Felix Felicis: Understanding Severus’s Innocence

Among the wild speculations about Harry being a Horcrux, Dumbledore rising from the ashes like his beloved Fawkes, and Ron and Hermione’s blossoming relationship, one subject above all occupies the minds of Half-Blood Prince readers: Severus Snape.

Is he really the murderous traitor his actions make him out to be, or is he, as the new Minister of Magic would put it, “Dumbledore’s man through and through”? There are two basic camps on this one: people who take Snape’s actions in Half-Blood Prince at face value and say, “Hey, he killed Dumbledore, he must be evil,” and those who read deeper, trying to find some hope to cling to in the belief that Severus Snape isn’t such a bad dude after all. I’m of the latter variety, and while I recognize that a lot of people have already made very coherent arguments in Snape’s favor, I’m going to try to add another: namely, that Snape’s innocence can be proven by the use of Felix Felicis. But first, a brief overview of the many reasons I think Snape is innocent.
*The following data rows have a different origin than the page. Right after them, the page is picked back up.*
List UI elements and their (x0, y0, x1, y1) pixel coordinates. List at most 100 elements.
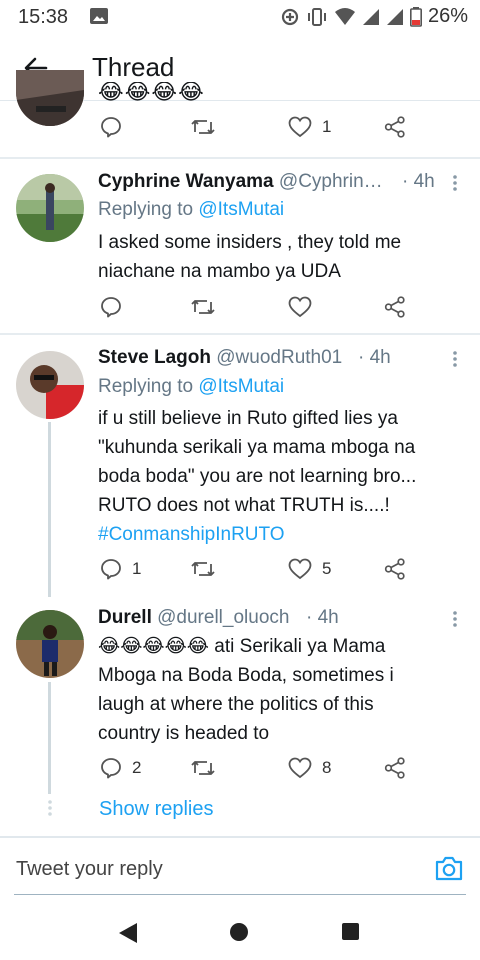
previous-tweet-actions: 1 (0, 116, 480, 146)
avatar[interactable] (16, 610, 84, 678)
reply-count: 1 (132, 559, 142, 578)
share-button[interactable] (384, 757, 406, 779)
tweet-time: · 4h (358, 347, 391, 368)
battery-icon (409, 6, 422, 27)
tweet-text-line: "kuhunda serikali ya mama mboga na (98, 437, 416, 458)
hashtag-link[interactable]: #ConmanshipInRUTO (98, 520, 470, 549)
share-icon (384, 558, 405, 580)
more-options-icon[interactable] (451, 610, 459, 628)
system-nav-bar (0, 904, 480, 960)
author-handle: @wuodRuth01 (216, 347, 343, 368)
tweet-author[interactable]: Cyphrine Wanyama @Cyphrin… (98, 171, 406, 193)
tweet-text: I asked some insiders , they told me nia… (98, 228, 458, 286)
retweet-button[interactable] (190, 296, 216, 318)
nav-back-icon[interactable] (118, 922, 138, 944)
like-button[interactable] (288, 296, 312, 318)
reply-button[interactable] (100, 116, 122, 138)
share-button[interactable] (384, 296, 406, 318)
reply-button[interactable]: 1 (100, 558, 141, 580)
reply-icon (101, 117, 121, 138)
replying-to: Replying to @ItsMutai (98, 376, 284, 398)
signal-icon (362, 8, 379, 25)
replying-to: Replying to @ItsMutai (98, 199, 284, 221)
tweet-actions (0, 296, 480, 326)
reply-composer: Tweet your reply (0, 836, 480, 906)
like-button[interactable]: 5 (288, 558, 331, 580)
thread-dots-icon (48, 800, 52, 816)
tweet-text-line: RUTO does not what TRUTH is....! (98, 495, 390, 516)
reply-button[interactable] (100, 296, 122, 318)
heart-icon (288, 757, 312, 779)
author-name: Cyphrine Wanyama (98, 171, 274, 192)
tweet-text-line: niachane na mambo ya UDA (98, 261, 341, 282)
battery-percent: 26% (427, 5, 468, 27)
retweet-icon (191, 120, 215, 134)
retweet-icon (191, 562, 215, 576)
show-replies-link[interactable]: Show replies (99, 798, 214, 821)
heart-icon (288, 296, 312, 318)
retweet-icon (191, 300, 215, 314)
replying-to-prefix: Replying to (98, 376, 199, 397)
camera-icon[interactable] (434, 854, 464, 882)
reply-input-underline (14, 894, 466, 895)
author-handle: @Cyphrin… (278, 171, 383, 192)
share-icon (384, 116, 405, 138)
heart-icon (288, 116, 312, 138)
reply-count: 2 (132, 758, 142, 777)
retweet-button[interactable] (190, 757, 216, 779)
page-title: Thread (92, 52, 175, 82)
replying-to-mention[interactable]: @ItsMutai (198, 199, 284, 220)
tweet-text-line: 😂😂😂😂😂 ati Serikali ya Mama (98, 632, 470, 661)
more-options-icon[interactable] (451, 350, 459, 368)
tweet-text-line: country is headed to (98, 723, 270, 744)
retweet-icon (191, 761, 215, 775)
replying-to-mention[interactable]: @ItsMutai (198, 376, 284, 397)
like-count: 5 (322, 559, 332, 578)
tweet-text-line: if u still believe in Ruto gifted lies y… (98, 408, 398, 429)
like-count: 1 (322, 117, 332, 136)
reply-icon (101, 297, 121, 318)
tweet-emojis: 😂😂😂😂😂 (98, 636, 210, 657)
reply-input[interactable]: Tweet your reply (16, 858, 163, 881)
divider (0, 157, 480, 159)
previous-tweet-emojis: 😂😂😂😂 (98, 82, 205, 102)
replying-to-prefix: Replying to (98, 199, 199, 220)
signal-icon-2 (386, 8, 403, 25)
avatar[interactable] (16, 174, 84, 242)
data-saver-icon (281, 8, 299, 25)
heart-icon (288, 558, 312, 580)
more-options-icon[interactable] (451, 174, 459, 192)
tweet-actions: 2 8 (0, 757, 480, 787)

The scene of the murder, picture it clearly: Dumbledore is weak – dying, perhaps – and needs Professor Snape to cure him. Draco bursts on the scene, talking about killing Dumbledore but never actually doing it, and then a fleet of Death Eaters shows up, followed by Professor Snape.

For the first time, Dumbledore was pleading.
[…] ‘Severus . . . please . . .’
Snape raised his wand and pointed it directly at Dumbledore.
‘Avada Kedavra!'” (595–596)

Well, that seemed pretty straightforward, but for one weird thing: Dumbledore is not the type to beg for his life. After all, “to the well-organized mind,” (and his is certainly well organized), “death is but the next great adventure.” So why would Dumbledore plead if he’s unafraid of dying? Because there is more at stake here than his life.

Dumbledore knows of the Unbreakable Vow because Harry told him (and Snape may have also). He knows that if Snape does not kill him, Snape will die. And if Snape dies, Dumbledore will die anyway because Snape is the only one who can cure him. There’s no point in the two most important Order members dying, so Dumbledore begs Snape to kill him. There’s also the oh-so-important fact that Dumbledore trusts Snape, and if that’s good enough for Dumbledore, it may be good enough for the rest of us.

Still not convinced?

This is where Felix Felicis comes in. We know from Professor Slughorn that the drinker of Felix Felicis will “find that all your endeavors tend to succeed” (HBP 187). We also know that Ginny, Ron, and Hermione all drank Felix Felicis the night of Dumbledore’s death. So when Ron says, “I messed up, Harry,” and tells him how he let Draco and the Death Eaters pass, I wondered, how could something so unlucky happen to the drinker of liquid luck? Hermione joins in, saying that she was stupid not to realize that Snape had Stupefied Professor Flitwick. But for someone waiting to catch Snape betraying the Order, how could liquid luck not help her out? The answer to both of these is that Felix Felicis was working to Ron and Hermione’s advantage.

Dumbledore knew about the Unbreakable Vow and knew that Draco or Snape must kill him in order for Snape to live. He had ordered Snape to kill him when the time arose. This being the case, Snape never betrayed the Order at all. So Hermione wouldn’t have stopped him because he was on her side the whole time. The same goes for Ron; he didn’t stop Draco and the Death Eaters because it would have interfered with Dumbledore’s plan to have Snape kill him.

Maybe that sounds a little far-fetched, but we know that Felix Felicis works, so if Ron and Hermione really did mess up as they say they did, none of it makes sense. So the question is, how much faith do we have in the power of potions? If it’s much at all, we have to trust that Felix Felicis was indeed working its magic to the benefit of all who used it and that their endeavors did succeed.

They wanted to protect their friends from danger, and they wanted to make sure that Snape didn’t do anything he shouldn’t do. And that’s exactly what happened. Dumbledore died for the Order, and to save its most important member, and he did not die in vain. The Half-Blood Prince will continue with Dumbledore’s orders, whether the Order of the Phoenix believes it or not. All manner of theories and observations point to it, and now we have the support of cold, hard logic to defend it. If we believe in Felix Felicis, we can believe only one thing: Severus Snape is innocent.